– Calling it a
document that violates the county’s own land-use rules, San
Martin’s planning advisory board is asking county supervisors to
reject a proposal that would
– among other things – allow 140 more planes at South County
Airport over the next two decades.
SAN MARTIN – Calling it a “flawed” document that violates the county’s own land-use rules, San Martin’s planning advisory board is asking county supervisors to reject a proposal that would – among other things – allow 140 more planes at South County Airport over the next two decades.
The San Martin Planning Advisory Committee voted unanimously Wednesday to reject portions of the county’s draft Airports Master Plan update – which sets growth limits at the county’s general aviation airports – and asked that it be sent back to another advisory group for more input and retooling.
“The Airport Commission, county consultant and county staff have not properly taken local land-use policies and community input into consideration,” reads a position paper approved by the committee, which is made up of San Martin residents and serves as the unincorporated community’s only strictly local goverment body.
When complete, the updated Airport Master Plan will set growth limits and roles for each of the county’s three general-aviation airports – South County, Palo Alto Airport and San Jose’s Reid-Hillview – through 2022. Through it, county airports officials have recommended the San Martin airfield take the brunt of new growth in the system.
Last month, airports staff said the San Martin facility should be able to base between 425 to 550 aircraft by 2022 – roughly 125 to 250 planes above the current maximum growth capacity of 300 outlined in the airport’s 1982 Master Plan. They have since revised the recommendation, asking a total of 418 planes allowed to be based in San Martin by 2022.
The San Martin airport currently has room for 178 planes, but that number will increase to 278 in 2003 with the expected completion of 100 new hangars that were already approved by supervisors. Roughly 90 planes park at the airport now.
But Wednesday, San Martin committee members said the recommendations and supporting document fail to adequately take the county’s own land-use policies into account.
Among its points, the group’s position paper said noise increases from airport expansion would rob San Martin of its rural identity that’s slated for protection in the county’s master land-use document, the General Plan – effectively changing its character from a rural to an urban area.
Although no formal noise studies have been conducted yet in the master plan update, at recommended growth levels the airport could see a threefold jump in the amount of individual takeoffs and landings – from 56,000 a year now to up to 175,560 a year – if full to its new maximum basing capacity, according to the report.
But the paper notes that San Martin’s background noise level is just one-tenth of San Jose’s.
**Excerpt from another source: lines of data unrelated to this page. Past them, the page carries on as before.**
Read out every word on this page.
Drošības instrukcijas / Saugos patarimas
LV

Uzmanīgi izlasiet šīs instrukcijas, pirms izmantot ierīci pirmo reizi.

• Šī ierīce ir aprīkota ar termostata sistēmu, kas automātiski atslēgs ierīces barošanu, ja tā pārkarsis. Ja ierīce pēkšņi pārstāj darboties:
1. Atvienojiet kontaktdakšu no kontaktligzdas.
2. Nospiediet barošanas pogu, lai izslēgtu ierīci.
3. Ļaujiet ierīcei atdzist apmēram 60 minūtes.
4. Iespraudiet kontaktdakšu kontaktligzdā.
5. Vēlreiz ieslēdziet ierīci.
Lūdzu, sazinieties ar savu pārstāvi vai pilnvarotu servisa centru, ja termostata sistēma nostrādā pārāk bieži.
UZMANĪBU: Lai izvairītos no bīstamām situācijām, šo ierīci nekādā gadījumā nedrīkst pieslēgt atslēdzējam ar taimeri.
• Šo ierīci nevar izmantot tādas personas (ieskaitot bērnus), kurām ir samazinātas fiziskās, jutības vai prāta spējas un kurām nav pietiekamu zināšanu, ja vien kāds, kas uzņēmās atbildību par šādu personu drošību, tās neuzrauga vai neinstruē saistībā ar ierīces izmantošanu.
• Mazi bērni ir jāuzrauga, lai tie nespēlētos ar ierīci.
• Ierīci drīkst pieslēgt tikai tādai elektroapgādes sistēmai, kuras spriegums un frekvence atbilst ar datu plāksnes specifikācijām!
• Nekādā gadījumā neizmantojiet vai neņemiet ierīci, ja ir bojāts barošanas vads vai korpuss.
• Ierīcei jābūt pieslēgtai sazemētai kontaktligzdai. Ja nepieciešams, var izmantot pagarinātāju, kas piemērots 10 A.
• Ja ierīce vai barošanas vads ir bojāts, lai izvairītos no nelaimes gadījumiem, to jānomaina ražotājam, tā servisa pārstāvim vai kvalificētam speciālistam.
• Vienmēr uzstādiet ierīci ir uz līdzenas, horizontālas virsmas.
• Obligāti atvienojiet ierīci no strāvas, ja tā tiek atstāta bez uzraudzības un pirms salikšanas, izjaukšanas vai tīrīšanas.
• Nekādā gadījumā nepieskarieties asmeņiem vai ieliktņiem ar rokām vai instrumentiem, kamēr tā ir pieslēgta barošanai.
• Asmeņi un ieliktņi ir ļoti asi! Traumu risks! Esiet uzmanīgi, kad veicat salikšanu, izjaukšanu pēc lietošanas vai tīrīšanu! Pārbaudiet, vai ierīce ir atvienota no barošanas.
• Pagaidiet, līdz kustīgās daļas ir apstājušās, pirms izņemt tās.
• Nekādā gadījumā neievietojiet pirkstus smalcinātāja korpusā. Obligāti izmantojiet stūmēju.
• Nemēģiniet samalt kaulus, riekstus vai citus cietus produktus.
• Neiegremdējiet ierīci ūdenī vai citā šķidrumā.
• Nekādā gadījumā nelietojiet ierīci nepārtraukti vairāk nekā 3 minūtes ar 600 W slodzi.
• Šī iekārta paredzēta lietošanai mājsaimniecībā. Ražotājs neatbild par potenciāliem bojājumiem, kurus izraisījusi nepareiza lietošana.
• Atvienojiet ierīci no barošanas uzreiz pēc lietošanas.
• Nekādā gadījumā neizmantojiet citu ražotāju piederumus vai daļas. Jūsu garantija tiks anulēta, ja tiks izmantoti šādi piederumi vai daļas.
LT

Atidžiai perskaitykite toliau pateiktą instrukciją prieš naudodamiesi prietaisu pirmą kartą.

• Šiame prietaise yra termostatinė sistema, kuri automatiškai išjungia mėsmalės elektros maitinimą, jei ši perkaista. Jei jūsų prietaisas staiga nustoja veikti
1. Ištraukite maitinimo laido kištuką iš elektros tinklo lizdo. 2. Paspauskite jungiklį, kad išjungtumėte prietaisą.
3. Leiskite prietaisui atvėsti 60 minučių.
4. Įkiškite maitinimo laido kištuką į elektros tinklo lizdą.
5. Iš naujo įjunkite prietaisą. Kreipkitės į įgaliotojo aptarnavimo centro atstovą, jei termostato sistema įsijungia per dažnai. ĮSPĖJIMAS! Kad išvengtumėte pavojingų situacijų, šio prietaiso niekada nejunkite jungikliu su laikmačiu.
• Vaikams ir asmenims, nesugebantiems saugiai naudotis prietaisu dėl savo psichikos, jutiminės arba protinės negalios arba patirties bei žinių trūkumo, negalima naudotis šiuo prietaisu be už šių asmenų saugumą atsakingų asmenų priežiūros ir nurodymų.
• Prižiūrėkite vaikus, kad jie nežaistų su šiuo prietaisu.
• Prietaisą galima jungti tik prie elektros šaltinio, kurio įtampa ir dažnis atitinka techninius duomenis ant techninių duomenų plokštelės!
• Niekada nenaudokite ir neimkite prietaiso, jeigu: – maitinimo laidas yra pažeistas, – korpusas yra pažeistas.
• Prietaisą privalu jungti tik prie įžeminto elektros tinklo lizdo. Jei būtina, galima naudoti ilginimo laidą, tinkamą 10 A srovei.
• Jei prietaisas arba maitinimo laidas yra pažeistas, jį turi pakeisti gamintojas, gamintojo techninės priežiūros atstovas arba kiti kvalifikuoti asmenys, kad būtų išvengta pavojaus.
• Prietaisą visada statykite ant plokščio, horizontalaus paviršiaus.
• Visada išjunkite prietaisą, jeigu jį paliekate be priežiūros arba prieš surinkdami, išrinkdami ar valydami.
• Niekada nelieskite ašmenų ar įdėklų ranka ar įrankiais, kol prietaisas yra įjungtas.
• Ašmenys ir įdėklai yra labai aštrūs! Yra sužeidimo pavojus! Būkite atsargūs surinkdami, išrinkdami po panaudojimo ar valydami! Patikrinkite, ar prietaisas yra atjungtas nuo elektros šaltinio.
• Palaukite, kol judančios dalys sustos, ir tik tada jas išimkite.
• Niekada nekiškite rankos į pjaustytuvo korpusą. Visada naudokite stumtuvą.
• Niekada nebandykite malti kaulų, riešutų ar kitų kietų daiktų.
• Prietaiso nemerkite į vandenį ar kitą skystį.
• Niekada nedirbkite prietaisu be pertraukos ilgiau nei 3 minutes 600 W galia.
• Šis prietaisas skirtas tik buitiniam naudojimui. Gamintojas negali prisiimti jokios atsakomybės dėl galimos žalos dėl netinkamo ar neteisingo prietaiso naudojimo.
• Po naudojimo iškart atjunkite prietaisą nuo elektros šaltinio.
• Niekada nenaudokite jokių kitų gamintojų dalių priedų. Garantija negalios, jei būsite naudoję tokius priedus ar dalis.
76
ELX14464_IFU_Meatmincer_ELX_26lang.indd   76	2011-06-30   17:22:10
Increases that would be considered mere irritants in San Jose could rob San Martin of its rural identity, it says.
“It’s not just an aggravation, it defines an area,” SMPAC member Barry Shiller.
The paper also said impacts on local infrastructure such as roads and sewage – the community relies on septic systems – have not been addressed in the report, another conflict with general plan policies that safeguard the community’s quality of life.
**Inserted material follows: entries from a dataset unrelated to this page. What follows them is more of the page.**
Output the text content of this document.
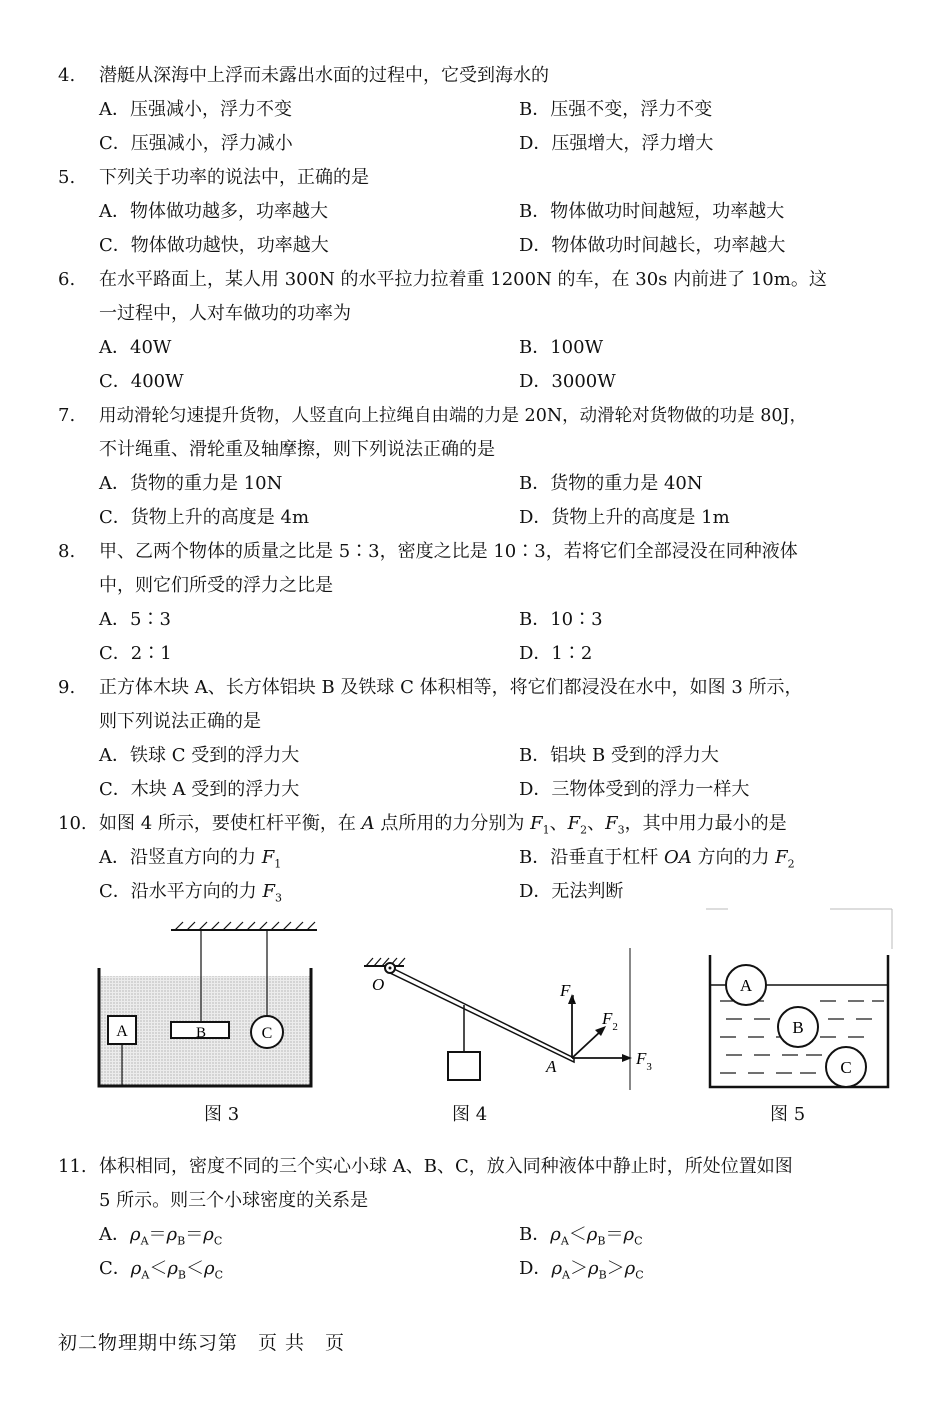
4. 潜艇从深海中上浮而未露出水面的过程中，它受到海水的
A．压强减小，浮力不变	B．压强不变，浮力不变
C．压强减小，浮力减小	D．压强增大，浮力增大
5. 下列关于功率的说法中，正确的是
A．物体做功越多，功率越大	B．物体做功时间越短，功率越大
C．物体做功越快，功率越大	D．物体做功时间越长，功率越大
6. 在水平路面上，某人用 300N 的水平拉力拉着重 1200N 的车，在 30s 内前进了 10m。这
一过程中，人对车做功的功率为
A．40W	B．100W
C．400W	D．3000W
7. 用动滑轮匀速提升货物，人竖直向上拉绳自由端的力是 20N，动滑轮对货物做的功是 80J，
不计绳重、滑轮重及轴摩擦，则下列说法正确的是
A．货物的重力是 10N	B．货物的重力是 40N
C．货物上升的高度是 4m	D．货物上升的高度是 1m
8. 甲、乙两个物体的质量之比是 5∶3，密度之比是 10∶3，若将它们全部浸没在同种液体
中，则它们所受的浮力之比是
A．5∶3	B．10∶3
C．2∶1	D．1∶2
9. 正方体木块 A、长方体铝块 B 及铁球 C 体积相等，将它们都浸没在水中，如图 3 所示，
则下列说法正确的是
A．铁球 C 受到的浮力大	B．铝块 B 受到的浮力大
C．木块 A 受到的浮力大	D．三物体受到的浮力一样大
10. 如图 4 所示，要使杠杆平衡，在 A 点所用的力分别为 $F_1$、$F_2$、$F_3$，其中用力最小的是
A．沿竖直方向的力 $F_1$	B．沿垂直于杠杆 OA 方向的力 $F_2$
C．沿水平方向的力 $F_3$	D．无法判断
A	B	C
图 3
O
A
$F_1$
$F_2$
$F_3$
图 4
A
B
C
图 5
11. 体积相同，密度不同的三个实心小球 A、B、C，放入同种液体中静止时，所处位置如图
5 所示。则三个小球密度的关系是
A．$\rho_A=\rho_B=\rho_C$	B．$\rho_A<\rho_B=\rho_C$
C．$\rho_A<\rho_B<\rho_C$	D．$\rho_A>\rho_B>\rho_C$
初二物理期中练习第　页 共　页
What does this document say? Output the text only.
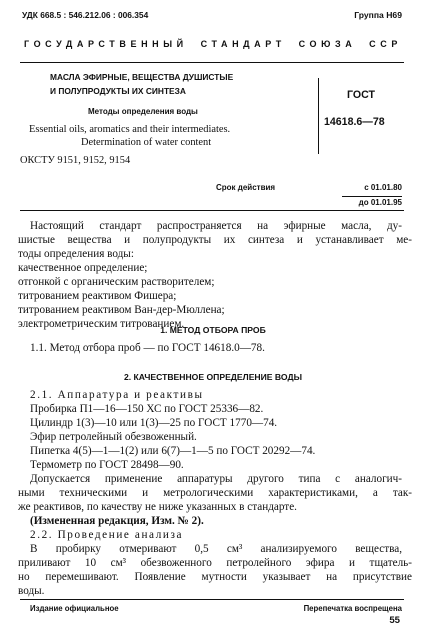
УДК 668.5 : 546.212.06 : 006.354	Группа Н69
ГОСУДАРСТВЕННЫЙ СТАНДАРТ СОЮЗА ССР
МАСЛА ЭФИРНЫЕ, ВЕЩЕСТВА ДУШИСТЫЕ
И ПОЛУПРОДУКТЫ ИХ СИНТЕЗА
Методы определения воды
Essential oils, aromatics and their intermediates.
Determination of water content
ГОСТ
14618.6—78
ОКСТУ 9151, 9152, 9154
Срок действия	с 01.01.80
до 01.01.95
Настоящий стандарт распространяется на эфирные масла, ду-
шистые вещества и полупродукты их синтеза и устанавливает ме-
тоды определения воды:
качественное определение;
отгонкой с органическим растворителем;
титрованием реактивом Фишера;
титрованием реактивом Ван-дер-Мюллена;
электрометрическим титрованием.
1. МЕТОД ОТБОРА ПРОБ
1.1. Метод отбора проб — по ГОСТ 14618.0—78.
2. КАЧЕСТВЕННОЕ ОПРЕДЕЛЕНИЕ ВОДЫ
2.1. Аппаратура и реактивы
Пробирка П1—16—150 ХС по ГОСТ 25336—82.
Цилиндр 1(3)—10 или 1(3)—25 по ГОСТ 1770—74.
Эфир петролейный обезвоженный.
Пипетка 4(5)—1—1(2) или 6(7)—1—5 по ГОСТ 20292—74.
Термометр по ГОСТ 28498—90.
Допускается применение аппаратуры другого типа с аналогич-
ными техническими и метрологическими характеристиками, а так-
же реактивов, по качеству не ниже указанных в стандарте.
(Измененная редакция, Изм. № 2).
2.2. Проведение анализа
В пробирку отмеривают 0,5 см³ анализируемого вещества,
приливают 10 см³ обезвоженного петролейного эфира и тщатель-
но перемешивают. Появление мутности указывает на присутствие
воды.
Издание официальное	Перепечатка воспрещена
55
And the paper said there hasn’t been an appropriate public forum to address and study residents’ concerns.
Minutes and position papers submitted at meetings have not been used or forwarded to points onward in the decision-making process – such as the Airports Commission, the report said.
“They have to consult the community, and that hasn’t been done,” Shiller said.
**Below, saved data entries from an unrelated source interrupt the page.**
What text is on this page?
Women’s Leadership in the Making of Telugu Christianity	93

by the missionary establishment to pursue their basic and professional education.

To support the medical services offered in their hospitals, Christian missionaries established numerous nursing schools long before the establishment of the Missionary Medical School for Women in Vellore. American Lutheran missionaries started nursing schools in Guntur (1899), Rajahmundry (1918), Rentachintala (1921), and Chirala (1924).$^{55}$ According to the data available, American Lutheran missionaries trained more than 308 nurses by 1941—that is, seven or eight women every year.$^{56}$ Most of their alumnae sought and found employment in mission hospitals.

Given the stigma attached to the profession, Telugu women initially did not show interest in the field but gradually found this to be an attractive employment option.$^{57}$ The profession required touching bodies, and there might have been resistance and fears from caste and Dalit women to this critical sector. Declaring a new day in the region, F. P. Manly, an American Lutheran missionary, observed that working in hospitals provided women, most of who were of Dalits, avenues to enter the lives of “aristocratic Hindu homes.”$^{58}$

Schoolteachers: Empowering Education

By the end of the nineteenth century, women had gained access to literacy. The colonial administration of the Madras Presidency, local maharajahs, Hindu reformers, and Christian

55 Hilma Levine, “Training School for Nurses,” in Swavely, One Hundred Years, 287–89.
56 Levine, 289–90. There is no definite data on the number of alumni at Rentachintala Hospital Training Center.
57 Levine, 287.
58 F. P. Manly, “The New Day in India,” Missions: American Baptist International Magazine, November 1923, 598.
Supervisors are due to review the draft master plan and make a policy decision on airport growth Nov. 19. But the San Martin committee asked it be returned to the Airports Commission for more complete analysis of issues and alternative solutions, with alternate proposals and pros and cons of each.
Outside the meeting, county Airports Director Jerry Bennett said there’s no perfect place for an airport – but he doubted the recommended changes would change San Martin as drastically as suggested.
“Yes, it’s a rural area, and everyone wants to keep it rural,” he said. “(The airport) is not going to make it non-rural.”
Meanwhile, county officials have proposed to essentially cap growth at San Jose’s Reid-Hillview airport, which has been a source of lively protest for years from residents in subdivisions that run adjacent to the airport’s edge.
Officials recommended trimming 150 planes off the current growth capacity at Reid-Hillview – leaving room for only 24 more planes over the present-day actual capacity of 726.
Palo Alto’s airport was also slated for limited growth, taking on room for 23 more planes than current master plan levels dictate and 60 more than can be accommodated at today’s level of development.
The master plan will also decide whether South County Airport should accommodate the business community and its larger turboprops and corporate jets, but county officials have said that decision will come later after the Nov. 19 meeting. Still, Wednesday, committee members questioned the logic behind that approach.
“It would seem difficult to determine the number of planes if we don’t know the types of planes that are going to be there,” said committee member Sylvia Hamilton.
Longtime San Martin resident Lou Hudson expressed concerns about how an expansion would affect property values. Hudson said he and other residents opposed the original construction of the airport years ago, but it was built anyway.
“It seems like that’s the way this is going to happen,” he said. “Something has to be done – it’s not right.”